Glek! Mampus gue! Batin Robi panik.
"Dia kan baru nginep
sini kemarin. Jadi ku taruh di luar, di sofa itu. Dia suka nonton sinetron
ma," ucap Robi.
"Berarti yang
sebelah aman ya?" tanya Tuti.
"Iya ma, pakek aja,"
jawab Robi.
"Itu si Bob jangan
suruh di luar. Kasian. Kamu juga jangan pelit tempat. Kan bisa kongsi sama
dia," ucap Tuti menasehati putranya tanpa rasa curiga.
"Iya Ma," jawab
Robi patuh dan singkat.
***
"Sayang, makan dulu
yuk," ajak Bara pada istrinya yang masih menutupi tubuh telanjangnya
dengan selimut.
"Apa lauknya?"
tanya Clara manja.
"Istriku maunya
apa?" tanya Bara lalu duduk di samping istrinya yang masih berbaring
lemas. "Tadi aku cuma bikin telur ceplok sama nasi kecap.

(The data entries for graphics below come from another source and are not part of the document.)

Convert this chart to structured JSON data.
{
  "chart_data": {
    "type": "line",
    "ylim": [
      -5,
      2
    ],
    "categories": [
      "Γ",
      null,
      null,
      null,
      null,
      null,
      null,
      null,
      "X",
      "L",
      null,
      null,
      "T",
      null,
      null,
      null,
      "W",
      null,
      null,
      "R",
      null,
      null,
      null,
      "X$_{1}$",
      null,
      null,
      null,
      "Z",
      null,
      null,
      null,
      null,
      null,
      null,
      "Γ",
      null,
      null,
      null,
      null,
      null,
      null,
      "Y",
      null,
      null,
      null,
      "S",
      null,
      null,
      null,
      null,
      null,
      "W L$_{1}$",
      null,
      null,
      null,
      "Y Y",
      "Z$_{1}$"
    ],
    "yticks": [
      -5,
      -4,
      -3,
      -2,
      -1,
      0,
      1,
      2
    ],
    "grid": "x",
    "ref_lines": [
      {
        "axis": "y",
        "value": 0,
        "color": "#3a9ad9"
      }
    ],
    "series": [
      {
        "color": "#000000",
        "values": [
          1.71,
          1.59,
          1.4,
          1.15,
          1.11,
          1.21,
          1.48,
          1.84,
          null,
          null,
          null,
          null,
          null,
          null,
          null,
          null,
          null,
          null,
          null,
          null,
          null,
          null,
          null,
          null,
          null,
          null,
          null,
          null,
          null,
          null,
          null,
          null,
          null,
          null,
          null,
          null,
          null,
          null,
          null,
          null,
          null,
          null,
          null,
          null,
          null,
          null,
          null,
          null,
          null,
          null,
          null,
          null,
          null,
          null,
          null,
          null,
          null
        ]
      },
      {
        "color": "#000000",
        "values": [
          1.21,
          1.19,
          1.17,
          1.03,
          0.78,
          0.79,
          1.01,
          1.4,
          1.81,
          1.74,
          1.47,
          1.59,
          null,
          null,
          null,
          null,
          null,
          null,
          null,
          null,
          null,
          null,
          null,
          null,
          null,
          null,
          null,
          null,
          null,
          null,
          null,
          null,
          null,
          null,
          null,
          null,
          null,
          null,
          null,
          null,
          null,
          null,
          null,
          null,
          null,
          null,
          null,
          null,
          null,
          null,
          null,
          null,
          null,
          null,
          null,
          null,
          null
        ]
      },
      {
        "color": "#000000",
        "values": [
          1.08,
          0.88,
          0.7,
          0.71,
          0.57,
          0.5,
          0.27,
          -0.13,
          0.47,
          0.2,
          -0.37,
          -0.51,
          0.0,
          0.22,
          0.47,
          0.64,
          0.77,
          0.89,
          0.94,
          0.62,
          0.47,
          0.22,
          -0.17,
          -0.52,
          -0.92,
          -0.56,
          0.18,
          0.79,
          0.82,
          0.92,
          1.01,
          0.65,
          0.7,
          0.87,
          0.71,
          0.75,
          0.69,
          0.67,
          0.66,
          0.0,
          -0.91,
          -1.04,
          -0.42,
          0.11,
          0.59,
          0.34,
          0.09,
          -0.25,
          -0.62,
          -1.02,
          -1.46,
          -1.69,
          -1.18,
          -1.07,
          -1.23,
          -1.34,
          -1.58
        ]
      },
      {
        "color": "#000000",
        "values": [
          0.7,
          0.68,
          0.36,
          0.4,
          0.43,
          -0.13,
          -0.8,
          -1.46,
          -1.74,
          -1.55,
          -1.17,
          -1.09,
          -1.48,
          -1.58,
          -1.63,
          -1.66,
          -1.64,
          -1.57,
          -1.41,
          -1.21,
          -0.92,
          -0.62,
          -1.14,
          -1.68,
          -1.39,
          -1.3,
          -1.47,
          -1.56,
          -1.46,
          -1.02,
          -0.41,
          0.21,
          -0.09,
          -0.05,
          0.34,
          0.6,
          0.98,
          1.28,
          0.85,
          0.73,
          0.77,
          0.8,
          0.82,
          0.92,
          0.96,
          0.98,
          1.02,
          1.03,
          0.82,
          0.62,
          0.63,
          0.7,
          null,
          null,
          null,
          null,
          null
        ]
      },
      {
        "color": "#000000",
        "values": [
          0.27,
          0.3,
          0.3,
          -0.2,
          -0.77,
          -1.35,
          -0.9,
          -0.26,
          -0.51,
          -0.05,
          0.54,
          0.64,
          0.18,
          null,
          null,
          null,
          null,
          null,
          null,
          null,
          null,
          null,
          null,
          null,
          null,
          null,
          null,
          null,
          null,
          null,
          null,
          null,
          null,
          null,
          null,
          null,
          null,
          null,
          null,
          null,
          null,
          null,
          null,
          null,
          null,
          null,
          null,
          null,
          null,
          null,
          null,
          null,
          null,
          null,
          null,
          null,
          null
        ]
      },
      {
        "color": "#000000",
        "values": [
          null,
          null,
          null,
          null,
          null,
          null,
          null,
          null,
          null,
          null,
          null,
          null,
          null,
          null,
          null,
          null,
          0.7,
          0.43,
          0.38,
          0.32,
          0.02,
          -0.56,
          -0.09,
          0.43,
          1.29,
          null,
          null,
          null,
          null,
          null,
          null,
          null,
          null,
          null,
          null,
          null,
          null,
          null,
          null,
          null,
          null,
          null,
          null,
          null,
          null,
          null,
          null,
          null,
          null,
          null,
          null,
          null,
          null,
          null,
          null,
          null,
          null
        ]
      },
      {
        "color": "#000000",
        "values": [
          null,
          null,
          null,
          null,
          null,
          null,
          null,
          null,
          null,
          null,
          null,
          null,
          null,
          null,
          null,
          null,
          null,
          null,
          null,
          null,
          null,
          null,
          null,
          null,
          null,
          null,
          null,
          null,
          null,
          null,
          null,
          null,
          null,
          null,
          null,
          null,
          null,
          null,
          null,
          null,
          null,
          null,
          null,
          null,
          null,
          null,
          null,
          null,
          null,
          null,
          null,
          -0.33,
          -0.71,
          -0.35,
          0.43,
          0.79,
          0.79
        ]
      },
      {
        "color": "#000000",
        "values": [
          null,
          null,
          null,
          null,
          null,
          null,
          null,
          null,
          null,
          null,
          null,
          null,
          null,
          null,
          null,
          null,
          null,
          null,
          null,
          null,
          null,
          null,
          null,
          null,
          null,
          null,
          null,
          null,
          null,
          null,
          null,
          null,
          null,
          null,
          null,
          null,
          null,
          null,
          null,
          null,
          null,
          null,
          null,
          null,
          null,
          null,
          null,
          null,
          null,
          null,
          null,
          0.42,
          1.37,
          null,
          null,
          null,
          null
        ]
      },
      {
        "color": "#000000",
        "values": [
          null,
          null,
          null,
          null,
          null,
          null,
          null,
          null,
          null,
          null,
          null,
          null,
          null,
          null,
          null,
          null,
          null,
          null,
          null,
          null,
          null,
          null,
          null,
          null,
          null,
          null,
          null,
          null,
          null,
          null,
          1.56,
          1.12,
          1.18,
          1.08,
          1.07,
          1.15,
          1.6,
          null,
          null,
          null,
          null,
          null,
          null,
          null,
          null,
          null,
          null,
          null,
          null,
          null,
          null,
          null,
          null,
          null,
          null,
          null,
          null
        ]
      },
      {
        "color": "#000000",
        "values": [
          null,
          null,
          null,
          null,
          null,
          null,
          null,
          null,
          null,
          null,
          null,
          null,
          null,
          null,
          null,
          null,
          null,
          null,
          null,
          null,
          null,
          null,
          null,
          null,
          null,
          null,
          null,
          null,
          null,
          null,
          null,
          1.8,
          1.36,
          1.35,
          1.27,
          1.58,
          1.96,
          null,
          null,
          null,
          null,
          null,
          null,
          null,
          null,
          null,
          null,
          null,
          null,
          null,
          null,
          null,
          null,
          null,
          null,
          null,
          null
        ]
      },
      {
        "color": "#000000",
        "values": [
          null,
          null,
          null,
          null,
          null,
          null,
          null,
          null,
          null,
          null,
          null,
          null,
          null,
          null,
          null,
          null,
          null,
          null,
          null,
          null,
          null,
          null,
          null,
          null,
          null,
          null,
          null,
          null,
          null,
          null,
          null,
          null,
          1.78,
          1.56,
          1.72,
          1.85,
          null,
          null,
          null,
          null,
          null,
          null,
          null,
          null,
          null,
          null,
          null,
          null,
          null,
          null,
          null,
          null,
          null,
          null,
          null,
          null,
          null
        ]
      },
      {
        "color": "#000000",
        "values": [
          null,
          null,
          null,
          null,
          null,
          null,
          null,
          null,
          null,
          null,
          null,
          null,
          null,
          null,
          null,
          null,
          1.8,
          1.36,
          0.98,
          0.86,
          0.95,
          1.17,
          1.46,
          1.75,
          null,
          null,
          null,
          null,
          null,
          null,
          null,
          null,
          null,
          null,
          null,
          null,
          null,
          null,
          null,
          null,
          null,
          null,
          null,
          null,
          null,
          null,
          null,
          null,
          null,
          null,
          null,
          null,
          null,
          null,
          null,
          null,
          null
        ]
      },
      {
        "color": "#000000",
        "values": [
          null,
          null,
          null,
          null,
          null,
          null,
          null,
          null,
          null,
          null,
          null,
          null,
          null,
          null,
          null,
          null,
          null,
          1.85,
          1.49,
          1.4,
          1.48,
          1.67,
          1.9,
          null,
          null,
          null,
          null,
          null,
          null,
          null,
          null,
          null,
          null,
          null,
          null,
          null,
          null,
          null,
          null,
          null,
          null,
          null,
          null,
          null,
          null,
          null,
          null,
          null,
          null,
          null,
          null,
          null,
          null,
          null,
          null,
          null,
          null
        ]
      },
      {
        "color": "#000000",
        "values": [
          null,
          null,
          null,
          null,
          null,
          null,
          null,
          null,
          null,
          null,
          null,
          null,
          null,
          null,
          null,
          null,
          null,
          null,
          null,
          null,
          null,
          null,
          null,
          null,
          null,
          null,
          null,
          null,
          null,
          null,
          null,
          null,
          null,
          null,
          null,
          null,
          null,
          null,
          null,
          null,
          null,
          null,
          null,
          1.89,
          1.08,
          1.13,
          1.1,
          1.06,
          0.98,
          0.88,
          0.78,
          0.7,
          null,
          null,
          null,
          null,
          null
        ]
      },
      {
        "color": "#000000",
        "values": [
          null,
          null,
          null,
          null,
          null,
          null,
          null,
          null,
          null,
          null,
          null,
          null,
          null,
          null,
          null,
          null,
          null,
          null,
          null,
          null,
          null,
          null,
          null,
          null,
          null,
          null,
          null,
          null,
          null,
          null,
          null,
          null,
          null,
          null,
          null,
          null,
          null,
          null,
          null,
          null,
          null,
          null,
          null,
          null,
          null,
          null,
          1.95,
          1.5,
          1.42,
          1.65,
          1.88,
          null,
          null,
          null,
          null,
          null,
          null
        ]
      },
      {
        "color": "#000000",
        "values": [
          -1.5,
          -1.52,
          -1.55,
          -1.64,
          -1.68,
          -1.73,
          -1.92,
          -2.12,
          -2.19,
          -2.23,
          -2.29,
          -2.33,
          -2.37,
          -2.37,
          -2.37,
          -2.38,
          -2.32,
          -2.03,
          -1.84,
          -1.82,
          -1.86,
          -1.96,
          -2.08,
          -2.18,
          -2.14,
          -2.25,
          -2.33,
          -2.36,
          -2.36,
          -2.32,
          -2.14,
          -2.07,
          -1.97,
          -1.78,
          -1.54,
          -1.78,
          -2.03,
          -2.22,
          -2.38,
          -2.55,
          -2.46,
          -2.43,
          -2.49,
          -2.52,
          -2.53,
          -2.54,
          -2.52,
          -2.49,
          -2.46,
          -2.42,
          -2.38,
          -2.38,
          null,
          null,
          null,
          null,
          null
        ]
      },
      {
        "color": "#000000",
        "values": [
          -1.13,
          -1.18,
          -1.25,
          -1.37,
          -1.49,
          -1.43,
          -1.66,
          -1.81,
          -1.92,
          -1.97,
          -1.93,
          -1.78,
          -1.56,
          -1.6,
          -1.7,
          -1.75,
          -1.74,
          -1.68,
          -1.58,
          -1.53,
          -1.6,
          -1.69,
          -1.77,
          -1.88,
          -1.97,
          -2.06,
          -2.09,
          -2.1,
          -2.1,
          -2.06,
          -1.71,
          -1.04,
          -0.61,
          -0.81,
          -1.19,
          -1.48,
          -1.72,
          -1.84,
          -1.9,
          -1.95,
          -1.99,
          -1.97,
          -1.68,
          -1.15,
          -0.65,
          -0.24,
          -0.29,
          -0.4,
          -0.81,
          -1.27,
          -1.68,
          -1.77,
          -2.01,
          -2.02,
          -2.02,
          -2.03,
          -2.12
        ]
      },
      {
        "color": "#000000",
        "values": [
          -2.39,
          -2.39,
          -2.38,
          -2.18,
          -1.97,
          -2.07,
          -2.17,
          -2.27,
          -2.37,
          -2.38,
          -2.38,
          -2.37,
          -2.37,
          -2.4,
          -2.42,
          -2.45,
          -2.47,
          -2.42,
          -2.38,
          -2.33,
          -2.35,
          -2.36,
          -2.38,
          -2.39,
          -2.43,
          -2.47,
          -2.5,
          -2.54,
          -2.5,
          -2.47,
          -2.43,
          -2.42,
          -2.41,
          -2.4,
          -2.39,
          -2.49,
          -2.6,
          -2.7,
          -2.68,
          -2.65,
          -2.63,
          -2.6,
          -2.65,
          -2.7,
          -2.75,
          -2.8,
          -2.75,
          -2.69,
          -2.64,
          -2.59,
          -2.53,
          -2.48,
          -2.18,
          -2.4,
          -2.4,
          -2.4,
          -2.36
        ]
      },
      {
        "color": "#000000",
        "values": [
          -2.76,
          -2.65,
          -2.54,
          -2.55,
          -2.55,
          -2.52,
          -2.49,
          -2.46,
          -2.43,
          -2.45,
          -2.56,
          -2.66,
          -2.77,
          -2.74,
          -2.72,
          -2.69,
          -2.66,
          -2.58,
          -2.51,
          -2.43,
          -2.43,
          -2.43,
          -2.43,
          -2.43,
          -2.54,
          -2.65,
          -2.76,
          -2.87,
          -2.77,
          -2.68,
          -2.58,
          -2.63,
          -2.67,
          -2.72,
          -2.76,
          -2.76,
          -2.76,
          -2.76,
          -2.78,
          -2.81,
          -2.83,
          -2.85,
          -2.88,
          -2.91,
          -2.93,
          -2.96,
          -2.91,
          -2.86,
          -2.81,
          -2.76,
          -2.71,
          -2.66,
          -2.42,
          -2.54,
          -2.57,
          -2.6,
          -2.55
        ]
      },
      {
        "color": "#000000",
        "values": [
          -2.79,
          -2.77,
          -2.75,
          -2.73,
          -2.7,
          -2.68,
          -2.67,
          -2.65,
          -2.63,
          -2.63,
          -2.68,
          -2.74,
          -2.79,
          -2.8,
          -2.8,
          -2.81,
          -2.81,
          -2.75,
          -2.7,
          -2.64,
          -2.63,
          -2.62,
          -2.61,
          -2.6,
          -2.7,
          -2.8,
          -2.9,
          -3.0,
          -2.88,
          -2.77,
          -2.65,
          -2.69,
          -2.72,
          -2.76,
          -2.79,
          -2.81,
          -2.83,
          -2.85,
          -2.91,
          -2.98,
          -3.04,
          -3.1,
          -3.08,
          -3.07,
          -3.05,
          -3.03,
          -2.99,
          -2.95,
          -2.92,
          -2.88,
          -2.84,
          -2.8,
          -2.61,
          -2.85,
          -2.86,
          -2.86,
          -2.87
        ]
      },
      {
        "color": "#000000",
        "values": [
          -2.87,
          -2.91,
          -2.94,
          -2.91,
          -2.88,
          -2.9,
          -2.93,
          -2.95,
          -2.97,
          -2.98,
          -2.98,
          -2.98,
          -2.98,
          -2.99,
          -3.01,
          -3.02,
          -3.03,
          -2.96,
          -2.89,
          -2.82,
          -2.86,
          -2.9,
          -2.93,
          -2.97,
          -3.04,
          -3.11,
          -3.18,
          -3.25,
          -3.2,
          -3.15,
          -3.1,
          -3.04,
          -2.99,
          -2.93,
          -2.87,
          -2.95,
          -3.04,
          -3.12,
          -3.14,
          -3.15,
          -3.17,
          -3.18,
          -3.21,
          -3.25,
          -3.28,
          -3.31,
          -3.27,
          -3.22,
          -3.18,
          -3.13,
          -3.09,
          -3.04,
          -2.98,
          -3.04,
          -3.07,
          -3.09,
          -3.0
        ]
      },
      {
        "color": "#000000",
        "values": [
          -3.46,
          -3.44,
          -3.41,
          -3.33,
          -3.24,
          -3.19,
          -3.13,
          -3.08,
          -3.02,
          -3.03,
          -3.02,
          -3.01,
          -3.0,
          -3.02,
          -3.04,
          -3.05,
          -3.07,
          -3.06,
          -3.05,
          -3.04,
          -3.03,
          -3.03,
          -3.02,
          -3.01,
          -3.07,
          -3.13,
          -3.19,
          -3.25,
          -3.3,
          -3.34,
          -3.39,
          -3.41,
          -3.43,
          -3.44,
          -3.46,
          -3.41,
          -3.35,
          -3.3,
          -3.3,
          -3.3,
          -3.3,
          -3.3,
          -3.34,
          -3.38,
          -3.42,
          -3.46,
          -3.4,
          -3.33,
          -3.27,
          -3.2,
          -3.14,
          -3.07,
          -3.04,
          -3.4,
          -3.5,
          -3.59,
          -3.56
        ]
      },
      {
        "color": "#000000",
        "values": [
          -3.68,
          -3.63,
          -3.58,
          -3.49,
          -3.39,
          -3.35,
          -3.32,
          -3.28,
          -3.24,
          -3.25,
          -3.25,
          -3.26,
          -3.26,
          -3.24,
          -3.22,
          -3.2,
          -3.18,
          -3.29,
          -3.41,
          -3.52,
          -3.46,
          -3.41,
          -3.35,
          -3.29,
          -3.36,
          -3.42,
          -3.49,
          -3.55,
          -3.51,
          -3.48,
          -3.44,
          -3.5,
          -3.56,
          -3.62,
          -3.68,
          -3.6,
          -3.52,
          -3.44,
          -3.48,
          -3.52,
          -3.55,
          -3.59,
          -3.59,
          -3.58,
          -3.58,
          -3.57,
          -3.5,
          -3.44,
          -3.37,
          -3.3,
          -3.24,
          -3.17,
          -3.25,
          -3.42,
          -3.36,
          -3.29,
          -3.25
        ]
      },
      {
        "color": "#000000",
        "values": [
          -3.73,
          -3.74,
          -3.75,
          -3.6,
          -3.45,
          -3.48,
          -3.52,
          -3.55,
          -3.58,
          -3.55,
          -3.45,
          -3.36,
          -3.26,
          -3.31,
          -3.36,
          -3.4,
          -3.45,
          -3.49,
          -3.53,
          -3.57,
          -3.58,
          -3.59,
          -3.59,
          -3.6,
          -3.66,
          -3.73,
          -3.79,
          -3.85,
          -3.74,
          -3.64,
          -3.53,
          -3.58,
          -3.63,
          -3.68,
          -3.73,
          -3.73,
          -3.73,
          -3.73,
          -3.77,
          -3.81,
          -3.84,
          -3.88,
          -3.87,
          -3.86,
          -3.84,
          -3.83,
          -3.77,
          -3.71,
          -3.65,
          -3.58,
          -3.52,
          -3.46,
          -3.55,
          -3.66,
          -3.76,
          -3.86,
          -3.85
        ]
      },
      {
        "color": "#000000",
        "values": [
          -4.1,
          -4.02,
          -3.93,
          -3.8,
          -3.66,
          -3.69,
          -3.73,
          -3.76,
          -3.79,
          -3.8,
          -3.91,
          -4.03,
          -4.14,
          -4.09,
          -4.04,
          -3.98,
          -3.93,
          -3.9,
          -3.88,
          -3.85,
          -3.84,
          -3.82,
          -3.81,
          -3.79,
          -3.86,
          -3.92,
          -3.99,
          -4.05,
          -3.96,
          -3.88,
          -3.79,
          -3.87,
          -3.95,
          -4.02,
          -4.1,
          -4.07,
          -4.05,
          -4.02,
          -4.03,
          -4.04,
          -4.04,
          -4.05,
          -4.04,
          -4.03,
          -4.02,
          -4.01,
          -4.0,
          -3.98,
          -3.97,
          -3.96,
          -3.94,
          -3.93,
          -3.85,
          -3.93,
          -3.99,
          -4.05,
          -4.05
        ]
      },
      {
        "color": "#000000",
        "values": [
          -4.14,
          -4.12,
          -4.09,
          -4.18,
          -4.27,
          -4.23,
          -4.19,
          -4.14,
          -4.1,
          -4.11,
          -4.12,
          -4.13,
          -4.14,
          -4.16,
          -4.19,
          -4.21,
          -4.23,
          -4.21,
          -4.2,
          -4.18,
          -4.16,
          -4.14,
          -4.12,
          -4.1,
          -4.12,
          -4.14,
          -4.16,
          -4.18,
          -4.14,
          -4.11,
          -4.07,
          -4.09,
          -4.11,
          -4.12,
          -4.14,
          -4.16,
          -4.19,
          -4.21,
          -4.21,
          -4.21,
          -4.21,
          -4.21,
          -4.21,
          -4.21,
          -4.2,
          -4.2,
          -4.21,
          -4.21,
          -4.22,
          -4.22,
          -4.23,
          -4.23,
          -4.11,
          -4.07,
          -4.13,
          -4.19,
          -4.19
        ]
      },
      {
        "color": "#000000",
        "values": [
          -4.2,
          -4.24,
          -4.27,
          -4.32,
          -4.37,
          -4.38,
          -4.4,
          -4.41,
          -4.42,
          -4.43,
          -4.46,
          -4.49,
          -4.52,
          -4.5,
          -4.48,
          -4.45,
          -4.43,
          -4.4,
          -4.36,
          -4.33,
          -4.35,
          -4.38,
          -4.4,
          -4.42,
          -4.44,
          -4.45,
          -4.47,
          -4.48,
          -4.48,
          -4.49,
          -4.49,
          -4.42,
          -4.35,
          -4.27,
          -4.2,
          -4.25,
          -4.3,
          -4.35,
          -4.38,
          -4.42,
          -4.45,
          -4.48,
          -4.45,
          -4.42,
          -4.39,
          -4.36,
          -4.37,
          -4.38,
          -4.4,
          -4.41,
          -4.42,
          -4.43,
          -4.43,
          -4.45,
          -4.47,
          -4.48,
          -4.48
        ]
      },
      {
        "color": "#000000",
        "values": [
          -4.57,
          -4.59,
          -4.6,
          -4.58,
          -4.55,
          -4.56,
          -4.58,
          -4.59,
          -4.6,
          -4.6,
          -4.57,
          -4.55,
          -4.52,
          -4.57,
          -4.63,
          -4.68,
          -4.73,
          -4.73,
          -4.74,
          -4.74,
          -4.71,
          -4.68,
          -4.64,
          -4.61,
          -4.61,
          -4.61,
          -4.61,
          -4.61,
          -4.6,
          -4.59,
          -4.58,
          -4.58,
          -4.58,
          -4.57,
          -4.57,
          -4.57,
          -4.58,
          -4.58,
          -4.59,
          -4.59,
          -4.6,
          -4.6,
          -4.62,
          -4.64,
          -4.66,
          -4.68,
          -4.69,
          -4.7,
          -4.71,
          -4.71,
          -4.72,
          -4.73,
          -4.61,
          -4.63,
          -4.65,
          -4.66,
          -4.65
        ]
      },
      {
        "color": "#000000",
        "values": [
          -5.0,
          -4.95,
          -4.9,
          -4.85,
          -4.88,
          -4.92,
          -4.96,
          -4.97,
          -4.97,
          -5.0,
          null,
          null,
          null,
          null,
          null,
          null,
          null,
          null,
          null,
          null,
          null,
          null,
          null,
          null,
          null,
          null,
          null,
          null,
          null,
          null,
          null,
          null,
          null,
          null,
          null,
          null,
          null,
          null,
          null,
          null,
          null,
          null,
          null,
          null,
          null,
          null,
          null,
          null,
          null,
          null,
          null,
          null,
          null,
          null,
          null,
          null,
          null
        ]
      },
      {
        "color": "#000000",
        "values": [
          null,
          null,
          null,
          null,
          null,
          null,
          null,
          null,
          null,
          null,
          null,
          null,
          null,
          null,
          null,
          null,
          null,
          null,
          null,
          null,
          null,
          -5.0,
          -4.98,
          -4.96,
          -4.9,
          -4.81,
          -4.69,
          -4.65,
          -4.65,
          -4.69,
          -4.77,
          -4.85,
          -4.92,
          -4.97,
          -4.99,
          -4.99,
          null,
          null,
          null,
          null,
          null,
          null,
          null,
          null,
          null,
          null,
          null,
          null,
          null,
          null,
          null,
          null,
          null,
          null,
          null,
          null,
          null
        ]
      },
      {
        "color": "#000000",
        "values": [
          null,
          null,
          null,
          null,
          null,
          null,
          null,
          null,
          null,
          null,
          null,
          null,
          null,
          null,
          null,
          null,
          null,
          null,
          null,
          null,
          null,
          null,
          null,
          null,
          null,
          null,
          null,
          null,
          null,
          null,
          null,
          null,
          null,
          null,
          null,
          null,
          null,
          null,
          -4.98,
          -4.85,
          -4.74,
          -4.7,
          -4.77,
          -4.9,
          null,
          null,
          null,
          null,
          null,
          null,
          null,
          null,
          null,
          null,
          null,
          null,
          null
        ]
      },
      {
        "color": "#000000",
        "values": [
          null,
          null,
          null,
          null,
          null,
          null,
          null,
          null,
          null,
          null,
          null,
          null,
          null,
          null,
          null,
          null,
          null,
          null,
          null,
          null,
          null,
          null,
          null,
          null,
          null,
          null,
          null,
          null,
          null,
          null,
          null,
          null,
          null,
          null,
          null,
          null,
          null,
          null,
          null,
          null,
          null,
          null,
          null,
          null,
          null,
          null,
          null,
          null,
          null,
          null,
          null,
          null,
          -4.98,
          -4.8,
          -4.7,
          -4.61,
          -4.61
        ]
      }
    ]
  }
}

Tapi aku bikin
sendiri loh," ucap Bara bangga.
Clara hanya tersenyum.
"Makan ayam pop enak
nih Yah," ucap Clara yang mendadak pengen makan ayam pop.
"Ayah cariin
sebentar ya sayang. Mau kan nunggu sebentar," ucap Bara yang paham bila
harus menuruti istrinya.
"Mau ikut,"
rengek Clara sambil menatap suaminya dengan wajahnya yang masih sedih.
"Mandi dulu, cuci
muka dulu bersihin itunya. Aku cari yang masih buka ya," ucap Bara menuruti
istrinya.
"Bersihin kan kakak
yang bikin kotor," pinta Clara manja.
Bara langsung tersenyum
malu mendengar permintaan manja istrinya. Bara sendiri sebenarnya tidak
menyukai wanita bertubuh tambun. Tapi begitu dengan Clara dan perutnya yang
membuncit karena mengandung. Bara sekarang malah di buat tak bisa menahan diri
saat bersama istrinya. Apalagi dalam kondisi yang mendukung seperti saat ini.
"Boleh, ayo
dimandiin ayah ya sayang," ucap Bara lalu mengecup perut buncit Clara
sebelum menggendongnya.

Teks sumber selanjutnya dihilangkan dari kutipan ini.